Plaintiff Ensco Offshore moved the next day to vacate the stay, pleading that the injunction "will allow deep water rigs to go back to work thereby employing citizens of the Gulf region and contributing to the nation's domestic oil and gas supply."
Assistant Attorney General for the United States Department of Justice Environment and Natural Resources Division Ignacia Moreno responded, "This is a weak foundation upon which to seek reconsideration of the stay this court has granted, because the factual record favors the Bureau of Ocean Energy Management Regulation and Enforcement."
She wrote, "It is plain that the district court's order failed to apply a proper legal analysis and to take account of relevant facts that BOEMRE had presented to it."
Moreno wrote that BOEMRE has continued to review drilling permit applications through its normal review process, "both prior to and since the district court's injunction and this court's stay."
She wrote that the bureau approved three applications for drilling operations that last year's moratorium on deep water drilling would have banned.
On Feb. 28, the bureau approved an application that was in litigation but not subject to the injunction. Another application not related to Ensco's claims was approved by the bureau on March 11, and one subject to the injunction was approved on March 18.

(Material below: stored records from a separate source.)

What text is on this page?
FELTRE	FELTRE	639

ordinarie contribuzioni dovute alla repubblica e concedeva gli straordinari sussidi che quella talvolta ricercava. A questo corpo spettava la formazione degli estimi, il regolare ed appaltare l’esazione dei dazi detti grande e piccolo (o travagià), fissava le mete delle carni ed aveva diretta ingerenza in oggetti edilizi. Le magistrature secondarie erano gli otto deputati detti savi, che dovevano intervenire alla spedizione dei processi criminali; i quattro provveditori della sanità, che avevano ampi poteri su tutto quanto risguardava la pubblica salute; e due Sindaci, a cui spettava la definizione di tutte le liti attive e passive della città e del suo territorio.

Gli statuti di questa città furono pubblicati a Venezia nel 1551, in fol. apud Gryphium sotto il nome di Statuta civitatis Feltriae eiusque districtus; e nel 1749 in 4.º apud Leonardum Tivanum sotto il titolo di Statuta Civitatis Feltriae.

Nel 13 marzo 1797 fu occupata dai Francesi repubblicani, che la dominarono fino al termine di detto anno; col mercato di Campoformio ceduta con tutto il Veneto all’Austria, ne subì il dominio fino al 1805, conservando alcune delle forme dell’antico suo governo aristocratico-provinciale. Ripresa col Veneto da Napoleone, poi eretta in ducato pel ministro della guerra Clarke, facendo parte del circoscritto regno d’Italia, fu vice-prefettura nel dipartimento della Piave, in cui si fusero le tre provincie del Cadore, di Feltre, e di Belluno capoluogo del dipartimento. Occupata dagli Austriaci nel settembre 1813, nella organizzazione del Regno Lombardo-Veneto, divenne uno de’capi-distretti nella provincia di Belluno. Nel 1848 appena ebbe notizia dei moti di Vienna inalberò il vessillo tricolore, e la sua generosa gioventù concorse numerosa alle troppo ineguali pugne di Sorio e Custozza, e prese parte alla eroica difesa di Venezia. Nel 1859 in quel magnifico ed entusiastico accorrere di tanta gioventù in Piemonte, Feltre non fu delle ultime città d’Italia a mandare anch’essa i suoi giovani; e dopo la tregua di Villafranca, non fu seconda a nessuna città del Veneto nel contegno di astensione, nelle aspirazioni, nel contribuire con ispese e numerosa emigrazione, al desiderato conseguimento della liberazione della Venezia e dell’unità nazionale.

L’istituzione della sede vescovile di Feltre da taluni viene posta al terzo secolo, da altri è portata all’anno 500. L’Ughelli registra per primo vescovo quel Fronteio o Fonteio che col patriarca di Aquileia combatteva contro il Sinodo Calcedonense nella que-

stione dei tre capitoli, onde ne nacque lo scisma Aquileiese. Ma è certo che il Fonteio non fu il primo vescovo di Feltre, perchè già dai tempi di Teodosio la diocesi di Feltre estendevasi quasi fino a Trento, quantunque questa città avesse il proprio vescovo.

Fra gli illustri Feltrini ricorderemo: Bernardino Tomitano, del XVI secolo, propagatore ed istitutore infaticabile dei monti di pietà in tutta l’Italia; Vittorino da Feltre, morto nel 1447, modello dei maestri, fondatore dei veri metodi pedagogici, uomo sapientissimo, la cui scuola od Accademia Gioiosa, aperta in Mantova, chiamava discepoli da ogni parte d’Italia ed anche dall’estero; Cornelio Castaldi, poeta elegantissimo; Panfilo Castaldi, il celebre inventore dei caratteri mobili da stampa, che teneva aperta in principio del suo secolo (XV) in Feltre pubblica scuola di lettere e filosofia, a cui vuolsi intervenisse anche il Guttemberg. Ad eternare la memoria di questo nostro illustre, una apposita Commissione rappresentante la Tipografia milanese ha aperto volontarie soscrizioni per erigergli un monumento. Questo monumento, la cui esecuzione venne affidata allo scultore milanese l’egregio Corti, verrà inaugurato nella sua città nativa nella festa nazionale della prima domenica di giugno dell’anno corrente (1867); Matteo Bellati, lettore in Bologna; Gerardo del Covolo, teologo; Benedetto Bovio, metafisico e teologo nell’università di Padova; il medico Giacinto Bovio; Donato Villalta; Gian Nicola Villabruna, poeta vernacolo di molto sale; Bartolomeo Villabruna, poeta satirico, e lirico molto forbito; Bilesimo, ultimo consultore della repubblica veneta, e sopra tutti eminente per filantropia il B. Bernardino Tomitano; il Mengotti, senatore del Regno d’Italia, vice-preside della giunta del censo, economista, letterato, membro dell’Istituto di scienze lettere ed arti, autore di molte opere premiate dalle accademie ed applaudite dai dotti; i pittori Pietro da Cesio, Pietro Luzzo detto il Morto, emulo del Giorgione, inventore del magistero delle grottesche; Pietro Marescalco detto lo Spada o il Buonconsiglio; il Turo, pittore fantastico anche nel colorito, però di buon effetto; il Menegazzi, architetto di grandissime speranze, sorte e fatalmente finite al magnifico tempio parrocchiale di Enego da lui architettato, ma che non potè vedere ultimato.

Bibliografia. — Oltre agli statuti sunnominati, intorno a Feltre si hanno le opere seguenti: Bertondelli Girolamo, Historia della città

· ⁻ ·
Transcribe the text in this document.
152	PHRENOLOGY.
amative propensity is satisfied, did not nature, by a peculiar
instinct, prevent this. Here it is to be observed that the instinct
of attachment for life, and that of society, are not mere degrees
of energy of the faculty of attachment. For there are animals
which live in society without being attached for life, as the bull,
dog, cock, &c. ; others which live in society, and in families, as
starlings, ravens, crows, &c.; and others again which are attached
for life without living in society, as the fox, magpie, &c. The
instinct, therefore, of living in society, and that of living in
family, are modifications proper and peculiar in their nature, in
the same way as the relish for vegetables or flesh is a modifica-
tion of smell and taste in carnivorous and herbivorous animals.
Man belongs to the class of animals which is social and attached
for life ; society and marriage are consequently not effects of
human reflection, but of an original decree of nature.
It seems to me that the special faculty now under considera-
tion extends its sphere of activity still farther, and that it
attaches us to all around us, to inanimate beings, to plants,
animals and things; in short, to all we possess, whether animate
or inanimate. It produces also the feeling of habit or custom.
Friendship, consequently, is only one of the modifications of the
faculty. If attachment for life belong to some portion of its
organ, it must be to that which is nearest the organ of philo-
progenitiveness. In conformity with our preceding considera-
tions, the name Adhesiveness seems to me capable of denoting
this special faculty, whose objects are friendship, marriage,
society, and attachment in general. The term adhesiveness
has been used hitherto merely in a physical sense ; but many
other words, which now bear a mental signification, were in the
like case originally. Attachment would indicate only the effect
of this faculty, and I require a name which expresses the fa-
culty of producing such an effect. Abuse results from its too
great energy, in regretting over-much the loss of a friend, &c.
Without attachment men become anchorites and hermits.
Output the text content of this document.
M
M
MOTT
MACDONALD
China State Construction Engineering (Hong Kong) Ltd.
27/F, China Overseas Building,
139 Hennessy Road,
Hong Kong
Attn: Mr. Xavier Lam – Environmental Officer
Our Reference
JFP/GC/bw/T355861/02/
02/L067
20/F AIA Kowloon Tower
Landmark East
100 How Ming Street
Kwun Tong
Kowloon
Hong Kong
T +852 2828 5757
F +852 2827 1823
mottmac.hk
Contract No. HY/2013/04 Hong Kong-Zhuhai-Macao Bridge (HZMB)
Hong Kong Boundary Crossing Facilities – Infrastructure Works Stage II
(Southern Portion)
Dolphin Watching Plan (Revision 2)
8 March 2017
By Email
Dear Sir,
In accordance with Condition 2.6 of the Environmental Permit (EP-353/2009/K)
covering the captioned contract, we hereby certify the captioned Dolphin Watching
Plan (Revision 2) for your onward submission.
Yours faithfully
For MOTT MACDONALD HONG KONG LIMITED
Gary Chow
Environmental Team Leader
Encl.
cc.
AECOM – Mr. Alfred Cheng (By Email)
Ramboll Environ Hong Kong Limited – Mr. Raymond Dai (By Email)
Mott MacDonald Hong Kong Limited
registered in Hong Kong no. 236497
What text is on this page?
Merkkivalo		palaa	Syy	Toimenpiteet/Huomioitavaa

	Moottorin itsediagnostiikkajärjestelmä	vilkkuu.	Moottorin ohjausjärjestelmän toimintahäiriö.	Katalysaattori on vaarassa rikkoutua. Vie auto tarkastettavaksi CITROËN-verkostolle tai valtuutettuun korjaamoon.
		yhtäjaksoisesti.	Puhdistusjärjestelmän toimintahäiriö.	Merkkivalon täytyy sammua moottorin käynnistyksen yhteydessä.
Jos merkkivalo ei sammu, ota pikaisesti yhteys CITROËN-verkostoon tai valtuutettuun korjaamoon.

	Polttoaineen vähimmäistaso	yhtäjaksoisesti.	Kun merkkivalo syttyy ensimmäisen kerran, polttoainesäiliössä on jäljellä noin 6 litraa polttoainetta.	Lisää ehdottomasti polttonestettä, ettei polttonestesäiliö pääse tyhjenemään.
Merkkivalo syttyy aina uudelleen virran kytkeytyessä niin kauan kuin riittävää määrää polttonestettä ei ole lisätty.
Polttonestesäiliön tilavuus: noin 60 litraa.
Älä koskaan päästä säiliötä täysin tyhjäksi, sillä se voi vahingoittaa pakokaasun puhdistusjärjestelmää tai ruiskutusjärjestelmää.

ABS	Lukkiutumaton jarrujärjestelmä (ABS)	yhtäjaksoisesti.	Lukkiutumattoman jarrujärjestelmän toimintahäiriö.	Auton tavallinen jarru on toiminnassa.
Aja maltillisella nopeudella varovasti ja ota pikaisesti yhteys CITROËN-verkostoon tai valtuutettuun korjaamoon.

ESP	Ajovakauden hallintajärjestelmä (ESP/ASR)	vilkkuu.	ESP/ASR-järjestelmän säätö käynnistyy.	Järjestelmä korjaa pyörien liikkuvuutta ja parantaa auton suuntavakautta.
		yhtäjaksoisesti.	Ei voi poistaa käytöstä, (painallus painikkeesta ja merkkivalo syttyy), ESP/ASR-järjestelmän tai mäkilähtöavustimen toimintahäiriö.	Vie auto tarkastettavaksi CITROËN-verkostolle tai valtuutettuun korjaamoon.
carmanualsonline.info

She wrote that these actions show that BOEMRE's process is proceeding and that the injunction would divert resources to low priority applications.
"Rather than openly defy the district court's injunction, BOEMRE sought relief of a stay from this court in order to avoid the harm that injunction would cause," she wrote.
"BOEMRE is already prioritizing permit applications to promote the speedy, safe development of Outer Continental Shelf mineral resources, and the injunction would have interfered with that effort," she wrote.
She wrote that as applications become complete, the bureau moves quickly to approve them.
"The public interest is not served by an injunction that diverts attention from this work, and instead requires BOEMRE formally to deny incomplete applications that could be improved through dialogue with the permit applicants," she wrote.
"Moreover, even if Ensco were right about the general effect of the injunction on BOEMRE's process, the public's interest is not served by the expedited review of particular permit applications."
The Fifth Circuit set a May 4 deadline for Salazar's appeal brief.
Feldman denied an injunction to Ensco in January, but changed his mind after reading further briefs.
"It is undisputed that before the Deepwater Horizon disaster, permits were processed, on average, in two weeks' time," he wrote on Feb. 17.
"In stark contrast, the five permits at issue have been pending from four to some nine months.
"It is also undisputed that these delays have put off indefinitely drilling in the Gulf of Mexico," he wrote.
Feldman wrote that Ensco has incurred significantly reduced standby rates on its rigs and has been forced to move some of its rigs to other locations around the world.
"It is unclear when Gulf drilling will resume," he wrote. "The government's assurances have been inconsistent."
He found a duty under the Outer Continental Shelf Lands Act to act, favorably or unfavorably, on applications.
"Not acting at all is not a lawful option," he wrote.
"To discharge the Secretary's oversight responsibility, without any time sensitive obligation to do so, as the government now starkly urges, unmasks the fiction of transparency in government," he wrote.
"The rights involved here are more than economic: the plaintiff's operations in the Gulf of Mexico are threatened with endless disability," he wrote.
"It has already sent a rig to French Guiana; its contracts and skilled labor necessarily will follow."